Kalau sudah menurut irama,
sebetulnya kita bisa berjalan cepat, bahkan bisa berlari,
karena sewaktu berjalan cepat badan bergoyang seirama dengan goyangnya
jembatan dan berlaripun demikian. Maka benar gaya orang Indian, Mereka
justru di jembatan itu berlari kencang, berburu dan menaikii kuda. Terbayang
dalam ingatan saya sewaktu Dr Carl May yang berceritra
tentang Winnetou kepala suku Apache. Masuk keluar hutan dengan
kuda putihnya dan rambut suri yang tergerai, turun naik bukit, meniti
diatas jembatan dengan jurang dan ngarai yang sangat dalam
terbentang di bawahnya. Maka memasuki daerah Indian di Capillano
park, mengingatkan saya akan kisah-kisah Old Sutterhand yang
mengembara dan bersahabat dengan Orang Indian. Saya adalah
penggemar dan suka sekali membaca ceritra karangan Dr Karl
May yang mengungkapkan pengembaraannya di hutan-hutan di
perkampungan Indian. Dan sekarang saya alami tempat-tempat yang di
ceritrakannya. Betul-betul mendebarkan dan mengerikan di
lereng-lereng bukit yang curam. Akhirnya saya bisa
menyeberangi jembatan itu sambil setengah berlari. Di
seberang kami selusuri jalan-jalan setapak, masuk ke
hutan-hutan dengan pohon kayu yang
besar dan tua, seperti di hutan raya saja layaknya.

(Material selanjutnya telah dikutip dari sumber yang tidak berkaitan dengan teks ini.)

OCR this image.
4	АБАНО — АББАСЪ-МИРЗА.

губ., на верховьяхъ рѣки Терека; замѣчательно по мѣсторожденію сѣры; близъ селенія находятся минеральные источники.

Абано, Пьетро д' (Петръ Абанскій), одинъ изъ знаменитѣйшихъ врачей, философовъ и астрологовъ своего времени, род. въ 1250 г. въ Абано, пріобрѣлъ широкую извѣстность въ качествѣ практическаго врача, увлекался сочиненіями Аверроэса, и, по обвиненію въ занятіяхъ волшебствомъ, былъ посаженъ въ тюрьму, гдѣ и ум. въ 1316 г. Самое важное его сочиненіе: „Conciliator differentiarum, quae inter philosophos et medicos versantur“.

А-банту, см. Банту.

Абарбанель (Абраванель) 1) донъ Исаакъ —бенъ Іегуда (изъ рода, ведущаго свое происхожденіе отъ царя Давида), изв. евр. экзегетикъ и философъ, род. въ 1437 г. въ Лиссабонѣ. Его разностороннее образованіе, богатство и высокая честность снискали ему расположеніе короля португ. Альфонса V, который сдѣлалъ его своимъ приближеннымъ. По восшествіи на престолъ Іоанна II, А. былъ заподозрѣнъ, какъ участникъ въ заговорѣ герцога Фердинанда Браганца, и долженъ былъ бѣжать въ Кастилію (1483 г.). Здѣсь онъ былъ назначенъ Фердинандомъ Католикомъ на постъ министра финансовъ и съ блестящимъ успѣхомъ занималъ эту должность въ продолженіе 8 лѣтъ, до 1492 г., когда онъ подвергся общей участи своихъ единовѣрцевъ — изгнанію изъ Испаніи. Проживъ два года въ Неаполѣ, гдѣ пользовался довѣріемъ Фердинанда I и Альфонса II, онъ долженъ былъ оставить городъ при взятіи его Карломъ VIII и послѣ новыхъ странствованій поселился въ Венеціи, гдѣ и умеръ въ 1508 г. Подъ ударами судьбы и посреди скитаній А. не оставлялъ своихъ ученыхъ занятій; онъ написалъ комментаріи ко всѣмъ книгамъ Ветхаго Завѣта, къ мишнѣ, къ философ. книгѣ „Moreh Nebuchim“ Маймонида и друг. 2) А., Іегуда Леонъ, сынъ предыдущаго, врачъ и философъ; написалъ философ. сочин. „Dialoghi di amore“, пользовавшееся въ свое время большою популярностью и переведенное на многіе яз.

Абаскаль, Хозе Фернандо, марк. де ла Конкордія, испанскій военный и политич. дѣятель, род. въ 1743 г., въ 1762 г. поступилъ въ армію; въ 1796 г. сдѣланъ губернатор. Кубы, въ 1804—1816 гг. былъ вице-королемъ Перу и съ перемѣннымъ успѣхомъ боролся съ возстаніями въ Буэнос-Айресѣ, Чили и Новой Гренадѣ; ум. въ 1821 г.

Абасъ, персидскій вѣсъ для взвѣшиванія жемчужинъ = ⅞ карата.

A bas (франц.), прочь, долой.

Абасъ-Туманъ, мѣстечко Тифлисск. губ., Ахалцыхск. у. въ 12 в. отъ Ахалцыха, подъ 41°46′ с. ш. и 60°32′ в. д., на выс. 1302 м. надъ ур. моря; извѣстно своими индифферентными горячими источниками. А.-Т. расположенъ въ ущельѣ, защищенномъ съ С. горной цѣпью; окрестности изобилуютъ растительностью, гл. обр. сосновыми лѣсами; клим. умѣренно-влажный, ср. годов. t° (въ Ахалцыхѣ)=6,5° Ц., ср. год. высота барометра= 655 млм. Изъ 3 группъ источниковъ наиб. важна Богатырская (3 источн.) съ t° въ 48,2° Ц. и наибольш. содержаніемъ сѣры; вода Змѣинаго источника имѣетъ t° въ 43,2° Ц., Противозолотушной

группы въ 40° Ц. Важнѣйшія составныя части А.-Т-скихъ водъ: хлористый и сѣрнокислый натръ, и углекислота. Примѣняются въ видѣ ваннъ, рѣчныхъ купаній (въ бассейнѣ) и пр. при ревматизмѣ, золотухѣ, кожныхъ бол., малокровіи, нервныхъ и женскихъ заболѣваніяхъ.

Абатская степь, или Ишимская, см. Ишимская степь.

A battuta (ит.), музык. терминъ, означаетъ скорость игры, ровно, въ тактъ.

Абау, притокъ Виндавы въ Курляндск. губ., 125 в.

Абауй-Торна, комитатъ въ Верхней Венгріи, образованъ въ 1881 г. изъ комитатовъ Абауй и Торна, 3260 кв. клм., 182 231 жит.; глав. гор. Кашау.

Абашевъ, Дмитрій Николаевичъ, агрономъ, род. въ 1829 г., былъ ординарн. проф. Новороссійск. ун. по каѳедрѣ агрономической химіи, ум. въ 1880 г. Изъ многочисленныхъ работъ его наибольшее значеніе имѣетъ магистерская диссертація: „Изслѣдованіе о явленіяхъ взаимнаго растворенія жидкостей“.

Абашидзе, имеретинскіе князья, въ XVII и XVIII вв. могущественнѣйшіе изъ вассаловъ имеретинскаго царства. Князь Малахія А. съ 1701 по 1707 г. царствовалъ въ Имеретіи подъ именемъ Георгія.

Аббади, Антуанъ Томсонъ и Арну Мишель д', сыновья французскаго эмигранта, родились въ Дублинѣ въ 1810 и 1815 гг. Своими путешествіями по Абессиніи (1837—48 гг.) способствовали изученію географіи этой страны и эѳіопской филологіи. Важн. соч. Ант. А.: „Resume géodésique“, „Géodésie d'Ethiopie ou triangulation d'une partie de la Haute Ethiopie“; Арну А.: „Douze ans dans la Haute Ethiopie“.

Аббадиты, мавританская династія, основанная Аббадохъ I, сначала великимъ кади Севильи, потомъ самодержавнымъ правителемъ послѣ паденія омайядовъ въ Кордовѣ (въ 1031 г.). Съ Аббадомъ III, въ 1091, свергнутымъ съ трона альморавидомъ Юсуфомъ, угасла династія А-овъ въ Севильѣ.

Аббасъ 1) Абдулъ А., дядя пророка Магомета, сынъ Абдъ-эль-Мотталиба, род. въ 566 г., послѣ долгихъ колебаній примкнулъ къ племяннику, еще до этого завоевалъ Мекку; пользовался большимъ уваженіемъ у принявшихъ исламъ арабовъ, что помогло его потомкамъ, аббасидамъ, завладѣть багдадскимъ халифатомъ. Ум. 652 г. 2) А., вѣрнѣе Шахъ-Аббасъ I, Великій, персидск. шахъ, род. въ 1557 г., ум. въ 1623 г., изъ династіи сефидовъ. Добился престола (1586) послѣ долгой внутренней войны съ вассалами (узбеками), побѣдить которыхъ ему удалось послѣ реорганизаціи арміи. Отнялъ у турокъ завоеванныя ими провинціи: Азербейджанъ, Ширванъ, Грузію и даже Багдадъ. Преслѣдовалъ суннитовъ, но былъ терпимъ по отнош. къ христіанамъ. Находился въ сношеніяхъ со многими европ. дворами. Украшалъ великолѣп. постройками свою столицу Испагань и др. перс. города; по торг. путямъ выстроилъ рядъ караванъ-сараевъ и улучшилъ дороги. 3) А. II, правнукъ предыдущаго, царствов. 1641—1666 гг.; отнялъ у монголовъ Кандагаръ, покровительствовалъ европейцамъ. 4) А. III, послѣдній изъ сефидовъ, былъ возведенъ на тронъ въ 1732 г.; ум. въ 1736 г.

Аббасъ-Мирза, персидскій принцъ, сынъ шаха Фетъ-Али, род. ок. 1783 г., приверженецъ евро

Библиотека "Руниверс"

Sebetulnya beberapa meter di
pintu gerbang jembatan saya bertemu dengan Dr
Sumedi. Dia berusaha berpegang ke tali di pinggir
jembatan, dia pucat keringat dingin membasahi dahinya, dia
ngak kuat dan dia takut. "Saya memang ndak tahan di
tempat yang tinggi" katanya sambil memejamkan mata,
"dan saya ngeri dengan goyangan jembatan
ini", dia kelihatan agak pucat. Saya antar dia ke pangkal
jembatan dan Dr Sumedi hanya bisa memandang kami pergi. Memang ada saja
yang takut berdiri di ketinggian dan ada saja yang gamang karena
goncangan. Bukan karena di buat-buat,walaupun kita yakin, tidak pernah ada
orang yang jatuh di jembatan itu karena sistem pengamannya sangat baik,
namun bergoyang di ketinggian, sedangkan di bawah terbentang
jurang yang sangat dalam dengan air deras dan bebatuan.
Apalagi kalau di tolehkan kepala ke bawah bertambah ngerinya.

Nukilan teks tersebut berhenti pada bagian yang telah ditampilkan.